30
September
2014
|
03:50 PM
America/Denver

My Grandma Lena Michelli—#MeetMyGrandma

I grew up in Louisiana influenced mostly by the maternal side of my family. My mother’s mother, Grandma Angelina Michelli, was the only grandmother I knew. “Paoluzzio!” is what she’d affectionately call me. I’d later learn that’s how you say my name in a Sicilian dialect.

She was the consummate Sicilian Italian grandma. In the most significant of all family instructions—how to make a house a home—she was truly gifted. Although she died when I was twelve years old, the influence of her charms during those years was left indelibly upon my mind into adulthood.

In the early years of my memory I can recall times at grandma’s old home in downtown Baton Rouge, Louisiana. The home was characteristic in style of the nice homes that lined North Street, a main boulevard in its day. My mother went back to college after having 5 children. I being the youngest and not in school yet, there were times I was left with Grandma Lena in the morning until my mother picked me up in the afternoon. I only recall Grandma Lena with white hair and cat eye glasses. She was usually adorned in a cotton dress or cotton blouse and polyester slacks—always immaculately clean and pressed—with one of those wonderful, now vintage aprons with large, deep pockets for holding every tool needed for any domestic challenge she’d face throughout her day.

Grandma Lean always had either fresh biscuits, biscotti (sesame seed cookies), pizelle, or some other wonderful culinary treat for us to snack throughout the day. She had an amazing ability to engage me in household chores that never seemed to be as loathsome when doing it with or for her. Even mundane shopping trips seemed more enticing with Grandma Lena.

The only time you could rest was during the afternoons when she snuggled up to an iron and ironing board in the old back room of her house to iron grandpa’s clothes and to watch her two favorite soap operas “As the World Turns” and “Days of Our Lives”. I can still hear the introductory music and narrative, “As sands of the hourglass…so are the days of our lives...” I think that was the time I passed out on her couch and would awake some time after a nap to the sounds of chirping birds or quarreling squirrels outside in her majestic oak or inviting pecan trees. Or maybe it was the inviting smells of a pasta dish emanating from the kitchen. The lady new how to cook!

They would later sell their home in Baton Rouge and build a house next door to us out in the country. That was a dream move for us grandkids—ready access to Grandma Lena basically 24/7. When mom would kick us 5 children out the house during the summer so she could get her work done, we’d hit up Grandma Lena next door. She was always on top of our antics, and wise beyond measure. She never fell party to enabling undesirable qualities in us or interfering with our parents’ parenting. She’d give us a treat, hear about our woes or dreams, and always give us wise counsel—like “Excuses are like armpits. Everyone has at least two, and they both stink.” My mother would later inherit that one as well! If you rubbed her wrong or were being thick skulled about something, she’d raise her hand as though she were going to swat you upside your head and say, “Chi testa capo tosta!” Which basically means, “Oh what a hard head!”

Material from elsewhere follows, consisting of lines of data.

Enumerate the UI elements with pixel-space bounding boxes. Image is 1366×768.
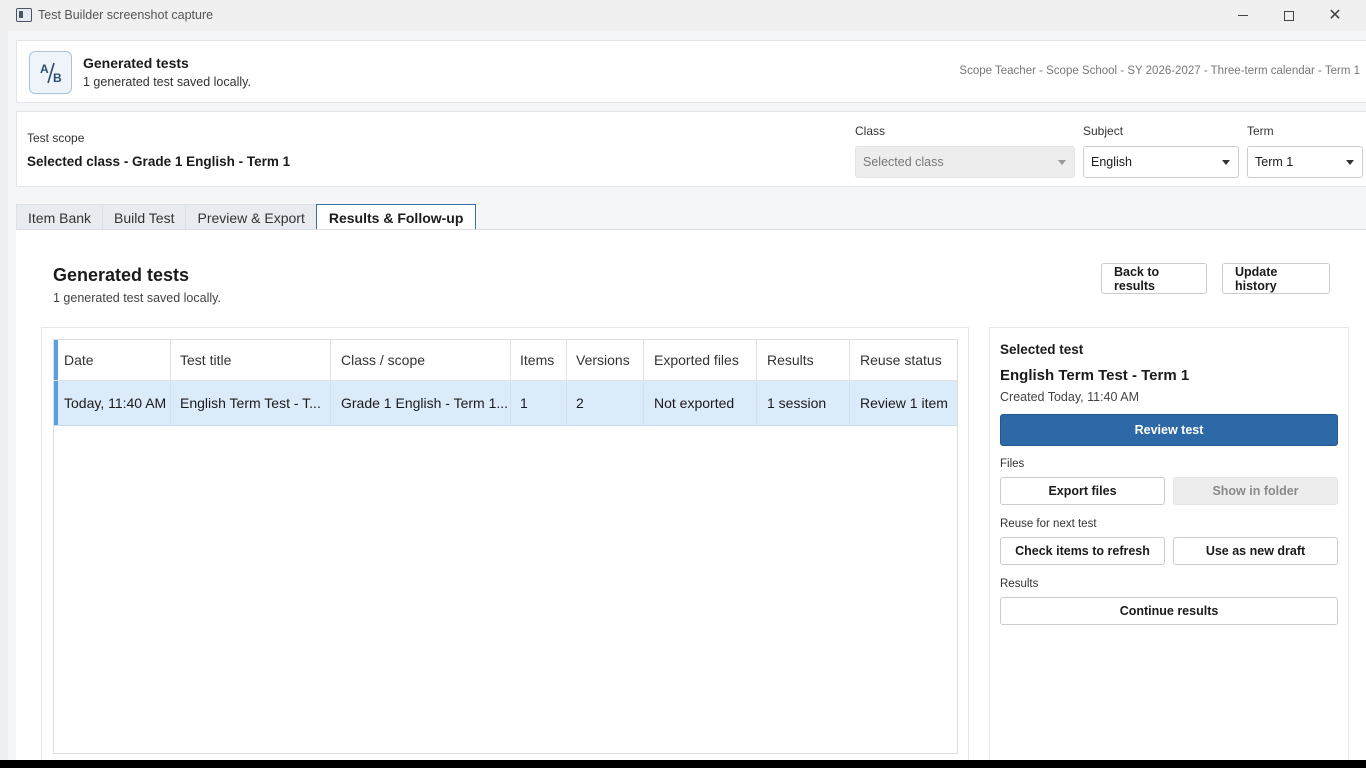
chevron-down-icon — [1346, 160, 1354, 165]
app-logo: A B — [29, 51, 72, 94]
tests-table-panel: Date Test title Class / scope Items Vers… — [41, 327, 969, 760]
class-select-value: Selected class — [863, 155, 944, 169]
subject-label: Subject — [1083, 124, 1124, 138]
column-header-versions[interactable]: Versions — [567, 340, 644, 380]
class-label: Class — [855, 124, 886, 138]
maximize-button[interactable] — [1266, 0, 1312, 31]
window-title: Test Builder screenshot capture — [38, 8, 214, 22]
cell-reuse-status: Review 1 item — [850, 381, 957, 425]
tab-preview-export[interactable]: Preview & Export — [185, 204, 317, 230]
review-test-button[interactable]: Review test — [1000, 414, 1338, 446]
results-label: Results — [1000, 578, 1039, 590]
cell-exported-files: Not exported — [644, 381, 757, 425]
tests-table: Date Test title Class / scope Items Vers… — [53, 339, 958, 754]
update-history-button[interactable]: Update history — [1222, 263, 1330, 294]
selected-test-created: Created Today, 11:40 AM — [1000, 390, 1139, 404]
svg-text:A: A — [40, 62, 49, 76]
class-select[interactable]: Selected class — [855, 146, 1075, 178]
cell-versions: 2 — [567, 381, 644, 425]
chevron-down-icon — [1222, 160, 1230, 165]
selected-test-title: English Term Test - Term 1 — [1000, 367, 1190, 384]
cell-class-scope: Grade 1 English - Term 1... — [331, 381, 511, 425]
title-bar: Test Builder screenshot capture ✕ — [0, 0, 1366, 31]
app-icon — [16, 8, 32, 22]
term-select[interactable]: Term 1 — [1247, 146, 1363, 178]
maximize-icon — [1284, 10, 1294, 21]
app-header: A B Generated tests 1 generated test sav… — [16, 40, 1366, 103]
cell-items: 1 — [511, 381, 567, 425]
page-title: Generated tests — [53, 265, 190, 285]
export-files-button[interactable]: Export files — [1000, 477, 1165, 505]
use-as-draft-button[interactable]: Use as new draft — [1173, 537, 1338, 565]
column-header-reuse-status[interactable]: Reuse status — [850, 340, 957, 380]
term-select-value: Term 1 — [1255, 155, 1294, 169]
subject-select[interactable]: English — [1083, 146, 1239, 178]
tab-build-test[interactable]: Build Test — [102, 204, 187, 230]
back-to-results-button[interactable]: Back to results — [1101, 263, 1207, 294]
cell-results: 1 session — [757, 381, 850, 425]
check-items-button[interactable]: Check items to refresh — [1000, 537, 1165, 565]
tab-bar: Item Bank Build Test Preview & Export Re… — [16, 204, 477, 231]
cell-date: Today, 11:40 AM — [58, 381, 171, 425]
tab-item-bank[interactable]: Item Bank — [16, 204, 104, 230]
term-label: Term — [1247, 124, 1274, 138]
page-subtitle: 1 generated test saved locally. — [53, 291, 221, 305]
column-header-class-scope[interactable]: Class / scope — [331, 340, 511, 380]
reuse-label: Reuse for next test — [1000, 518, 1097, 530]
column-header-date[interactable]: Date — [58, 340, 171, 380]
chevron-down-icon — [1058, 160, 1066, 165]
minimize-icon — [1238, 15, 1248, 16]
files-label: Files — [1000, 458, 1025, 470]
minimize-button[interactable] — [1220, 0, 1266, 31]
header-context: Scope Teacher - Scope School - SY 2026-2… — [959, 65, 1360, 77]
close-icon: ✕ — [1328, 6, 1342, 24]
selected-test-heading: Selected test — [1000, 342, 1084, 357]
selected-test-panel: Selected test English Term Test - Term 1… — [989, 327, 1349, 760]
app-window: Test Builder screenshot capture ✕ A B Ge… — [0, 0, 1366, 760]
close-button[interactable]: ✕ — [1312, 0, 1358, 31]
scope-label: Test scope — [27, 131, 85, 145]
subject-select-value: English — [1091, 155, 1132, 169]
test-scope-bar: Test scope Selected class - Grade 1 Engl… — [16, 111, 1366, 187]
show-in-folder-button[interactable]: Show in folder — [1173, 477, 1338, 505]
app-client: A B Generated tests 1 generated test sav… — [8, 31, 1366, 760]
column-header-results[interactable]: Results — [757, 340, 850, 380]
svg-text:B: B — [53, 71, 62, 85]
column-header-exported-files[interactable]: Exported files — [644, 340, 757, 380]
results-panel: Generated tests 1 generated test saved l… — [16, 229, 1366, 760]
header-subtitle: 1 generated test saved locally. — [83, 75, 251, 89]
table-header: Date Test title Class / scope Items Vers… — [54, 340, 957, 381]
continue-results-button[interactable]: Continue results — [1000, 597, 1338, 625]
scope-value: Selected class - Grade 1 English - Term … — [27, 154, 291, 169]
ab-logo-icon: A B — [40, 62, 62, 85]
table-row[interactable]: Today, 11:40 AM English Term Test - T...… — [54, 381, 957, 426]
column-header-test-title[interactable]: Test title — [171, 340, 331, 380]
tab-results-follow-up[interactable]: Results & Follow-up — [315, 204, 477, 231]
cell-test-title: English Term Test - T... — [171, 381, 331, 425]
header-title: Generated tests — [83, 55, 189, 71]
column-header-items[interactable]: Items — [511, 340, 567, 380]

And if you wanted to visit with Grandma Lena, you usually had to work along side her at whatever task she was attending at the moment—a trait she passed on to my mother. She didn’t seem to have patience for belabored dramatizations, lounging or laziness. If you just wanted to “lolly gag” as she would put it (passing time chit chatting while not productively multitasking), she’d politely invite you to get to work by assisting her with the chore at hand while you were visiting or to get out the house with your lazy self. It was always work first, play second. And She was definitely the early-to-bed and early-to-rise type. Despite Grandma Lena’s hard-working demeanor, there was never a doubt that family was paramount important. She made holidays special and never missed a family special occasion. She was adept at balancing love, faith, kindness, neatness and discipline—essential attributes in every effective home.